第一个位置的元素保证是唯一的(它们是键),并且有很多键值对,其中值是相同的,并且键在连续范围内,这意味着有很多连续的键值对,其中一个键等于前一个键加1。
我想把这些对分成三个一组,其中前两个元素是整数,是这样的连续对的开始和结束,第三个元素是值。
逻辑很简单,如果输入是[(0, 0), (1, 0), (2, 0)],输出应该是[(0, 2, 0)],第一个数字是键范围的开始,第二个数字是键范围的结束,第三个是值。0、1、2是连续的整数。
给定[(0, 0), (1, 0), (2, 0), (3, 1), (4, 1)],输出应为[(0, 2, 0), (3, 4, 1)],具有相同值的连续键被分组。
给定[(0, 0), (1, 0), (2, 0), (3, 1), (4, 1), (5, 2), (7, 2), (9, 2)],输出应该是[(0, 2, 0), (3, 4, 1), (5, 5, 2), (7, 7, 2), (9, 9, 2)],因为5,7,9不是连续的整数,5 + 1 != 7 and 7 + 1 != 9
输入:

[(3, 0),
 (4, 0),
 (5, 0),
 (6, 2),
 (7, 2),
 (8, 2),
 (9, 2),
 (10, 2),
 (11, 2),
 (12, 2),
 (13, 1),
 (14, 1),
 (15, 3),
 (16, 3),
 (17, 3),
 (18, 3),
 (19, 3),
 (20, 3),
 (21, 3),
 (22, 3),
 (23, 3),
 (24, 3),
 (25, 3),
 (26, 3),
 (27, 1),
 (28, 1)]

字符串
输出量:

[(3, 5, 0), (6, 12, 2), (13, 14, 1), (15, 26, 3), (27, 28, 1)]


我的代码给出了正确的输出,但效率不高:

def group_numbers(numbers):
    l = len(numbers)
    i = 0
    output = []
    while i < l:
        di = 0
        curn, curv = numbers[i]
        while i != l and curn + di == numbers[i][0] and curv == numbers[i][1]:
            i += 1
            di += 1
        output.append((curn, numbers[i - 1][0], curv))
    return output


生成测试用例的代码:

def make_test_case(num, lim, dat):
    numbers = {}

    for _ in range(num):
        start = random.randrange(lim)
        end = random.randrange(lim)
        if start > end:
            start, end = end, start
        x = random.randrange(dat)
        numbers |= {n: x for n in range(start, end + 1)}

    return sorted(numbers.items())


如何更有效地做到这一点,例如使用itertools.groupby
答案需要根据我的正确方法进行验证。
请注意,输入中可能存在没有值的空白,我想使问题简短,所以我没有包括这样的测试用例,但确实知道不应该填充这样的空白。
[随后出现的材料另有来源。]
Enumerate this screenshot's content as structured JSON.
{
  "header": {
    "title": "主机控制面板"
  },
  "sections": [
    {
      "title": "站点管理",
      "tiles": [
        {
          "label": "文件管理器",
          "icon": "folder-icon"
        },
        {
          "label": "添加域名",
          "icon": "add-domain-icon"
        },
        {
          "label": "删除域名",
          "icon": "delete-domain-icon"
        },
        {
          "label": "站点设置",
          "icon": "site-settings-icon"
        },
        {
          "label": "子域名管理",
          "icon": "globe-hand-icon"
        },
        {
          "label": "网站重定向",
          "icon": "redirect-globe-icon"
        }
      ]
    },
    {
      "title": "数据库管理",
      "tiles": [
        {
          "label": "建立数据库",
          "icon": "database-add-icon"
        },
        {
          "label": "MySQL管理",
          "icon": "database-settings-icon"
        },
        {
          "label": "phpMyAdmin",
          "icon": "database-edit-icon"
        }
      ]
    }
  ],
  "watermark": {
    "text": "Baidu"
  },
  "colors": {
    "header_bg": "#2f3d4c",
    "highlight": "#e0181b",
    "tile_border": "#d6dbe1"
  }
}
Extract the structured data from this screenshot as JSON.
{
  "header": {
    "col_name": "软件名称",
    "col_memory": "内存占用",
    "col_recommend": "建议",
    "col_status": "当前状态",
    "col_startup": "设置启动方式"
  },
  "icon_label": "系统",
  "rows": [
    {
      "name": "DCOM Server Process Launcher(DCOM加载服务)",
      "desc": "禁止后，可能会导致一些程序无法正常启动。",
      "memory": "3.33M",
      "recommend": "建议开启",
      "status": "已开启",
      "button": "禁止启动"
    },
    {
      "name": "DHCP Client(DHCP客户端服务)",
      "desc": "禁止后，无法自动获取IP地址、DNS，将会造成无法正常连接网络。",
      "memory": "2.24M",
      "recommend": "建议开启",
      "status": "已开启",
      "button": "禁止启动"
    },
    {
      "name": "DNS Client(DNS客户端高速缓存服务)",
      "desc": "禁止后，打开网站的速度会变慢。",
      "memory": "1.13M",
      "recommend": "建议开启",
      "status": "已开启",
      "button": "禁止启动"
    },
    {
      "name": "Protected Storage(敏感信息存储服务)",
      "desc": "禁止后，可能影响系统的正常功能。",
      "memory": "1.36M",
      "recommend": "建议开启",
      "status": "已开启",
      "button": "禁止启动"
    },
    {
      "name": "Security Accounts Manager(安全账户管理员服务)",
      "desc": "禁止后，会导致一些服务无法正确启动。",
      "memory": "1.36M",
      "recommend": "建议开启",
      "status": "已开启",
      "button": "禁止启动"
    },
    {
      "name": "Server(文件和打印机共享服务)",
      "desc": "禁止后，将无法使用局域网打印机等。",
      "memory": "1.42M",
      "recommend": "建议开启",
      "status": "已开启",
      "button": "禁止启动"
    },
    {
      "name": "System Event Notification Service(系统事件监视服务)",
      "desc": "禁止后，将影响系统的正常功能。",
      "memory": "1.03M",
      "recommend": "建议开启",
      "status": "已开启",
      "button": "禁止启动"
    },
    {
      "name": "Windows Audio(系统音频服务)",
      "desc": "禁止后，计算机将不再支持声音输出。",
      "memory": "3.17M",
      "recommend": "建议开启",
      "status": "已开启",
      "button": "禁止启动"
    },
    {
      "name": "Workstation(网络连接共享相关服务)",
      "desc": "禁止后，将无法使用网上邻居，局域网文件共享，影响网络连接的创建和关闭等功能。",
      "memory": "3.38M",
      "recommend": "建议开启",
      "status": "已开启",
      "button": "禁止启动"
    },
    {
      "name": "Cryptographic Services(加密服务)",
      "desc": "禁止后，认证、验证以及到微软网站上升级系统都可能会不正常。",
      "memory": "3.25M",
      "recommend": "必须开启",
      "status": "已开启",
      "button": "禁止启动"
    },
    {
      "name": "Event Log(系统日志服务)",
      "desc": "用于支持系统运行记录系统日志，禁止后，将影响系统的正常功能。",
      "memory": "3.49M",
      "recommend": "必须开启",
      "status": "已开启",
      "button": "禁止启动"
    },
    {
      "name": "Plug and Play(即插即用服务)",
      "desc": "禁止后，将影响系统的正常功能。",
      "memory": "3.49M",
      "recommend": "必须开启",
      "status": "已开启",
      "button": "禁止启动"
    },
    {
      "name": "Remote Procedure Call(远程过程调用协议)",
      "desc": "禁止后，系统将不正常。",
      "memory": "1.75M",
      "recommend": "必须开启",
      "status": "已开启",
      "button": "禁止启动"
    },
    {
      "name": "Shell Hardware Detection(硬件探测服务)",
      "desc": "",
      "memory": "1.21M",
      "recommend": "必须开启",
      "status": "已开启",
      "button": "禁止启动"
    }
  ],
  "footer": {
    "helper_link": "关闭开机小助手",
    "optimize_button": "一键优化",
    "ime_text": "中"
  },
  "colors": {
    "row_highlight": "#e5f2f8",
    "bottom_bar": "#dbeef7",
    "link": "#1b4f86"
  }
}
更有效的方法应该产生与我相同的输出。
一个手动测试用例来证明这一点:

In [35]: group_numbers([(0, 0), (1, 0), (2, 0), (3, 0), (10, 1), (11, 1), (12, 1), (13, 1)])
Out[35]: [(0, 3, 0), (10, 13, 1)]


注解中建议的测试用例的说明,预期输出为:

In [61]: group_numbers([(3, 0),  (5, 0),  (7, 0)])
Out[61]: [(3, 3, 0), (5, 5, 0), (7, 7, 0)]


[(1, 0), (1, 1), (2, 0)]的输出应该是未定义的,如果遇到它应该会引发异常。这样的输入不是有效的输入。正如您在生成示例的代码中看到的,所有数字只能有一个值。
[(1, 0), (3, 0), (5, 0)]的输出是[(1, 1, 0), (3, 3, 0), (5, 5, 0)]

编辑

我不是一个以英语为母语的人,事实上,我一般不擅长语言(虽然希望不是编程语言),而且我没有人际交往能力(我真的没有人可以交谈),所以我的问题最初可能会令人困惑,我担心如果我把它写得很长,它肯定会包含语法错误。
我已经编辑了我的问题,以包括更多的细节,并更彻底地解释事情,希望使问题不那么混乱。

pod7payv

pod7payv1#

考虑到所有修改,为了通过考虑所有条件来保证正确的输出,您可以使用以下解决方案:

def group_numbers(numbers):
    output = []

    curr_i, curr_j = numbers[0]
    
    start = curr_i
    
    last_ij = numbers[-1]
    last_ij = (last_ij[0], last_ij[1] + 1)
    
    for i, j in numbers[1:] + [last_ij]:
        if i - curr_i == 1 and j == curr_j:
            curr_i = i
        else:
            output.append((start, curr_i, curr_j))
            
            curr_j = j
            curr_i = i
            start = curr_i
    
    return output

字符串
OP测试用例:

In [1]: group_numbers([(3, 0), (4, 0), (5, 0), (6, 2), (7, 2), (8, 2), (9, 2), (10, 2), (11, 2), (12, 2), (13, 1), (14, 1), (15, 3), (16, 3), (17, 3), (18, 3), (19, 3), (20, 3), (21, 3), (22, 3), (23, 3), (24, 3), (25, 3), (26, 3), (27, 1), (28, 1)])
Out[1]: [(3, 5, 0), (6, 12, 2), (13, 14, 1), (15, 26, 3), (27, 28, 1)]

In [2]: group_numbers([(0, 0), (1, 0), (2, 0), (3, 0), (10, 1), (11, 1), (12, 1), (13, 1)])
Out[2]: [(0, 3, 0), (10, 13, 1)]

In [3]: group_numbers([(3, 0), (5, 0), (7, 0)])
Out[3]: [(3, 3, 0), (5, 5, 0), (7, 7, 0)]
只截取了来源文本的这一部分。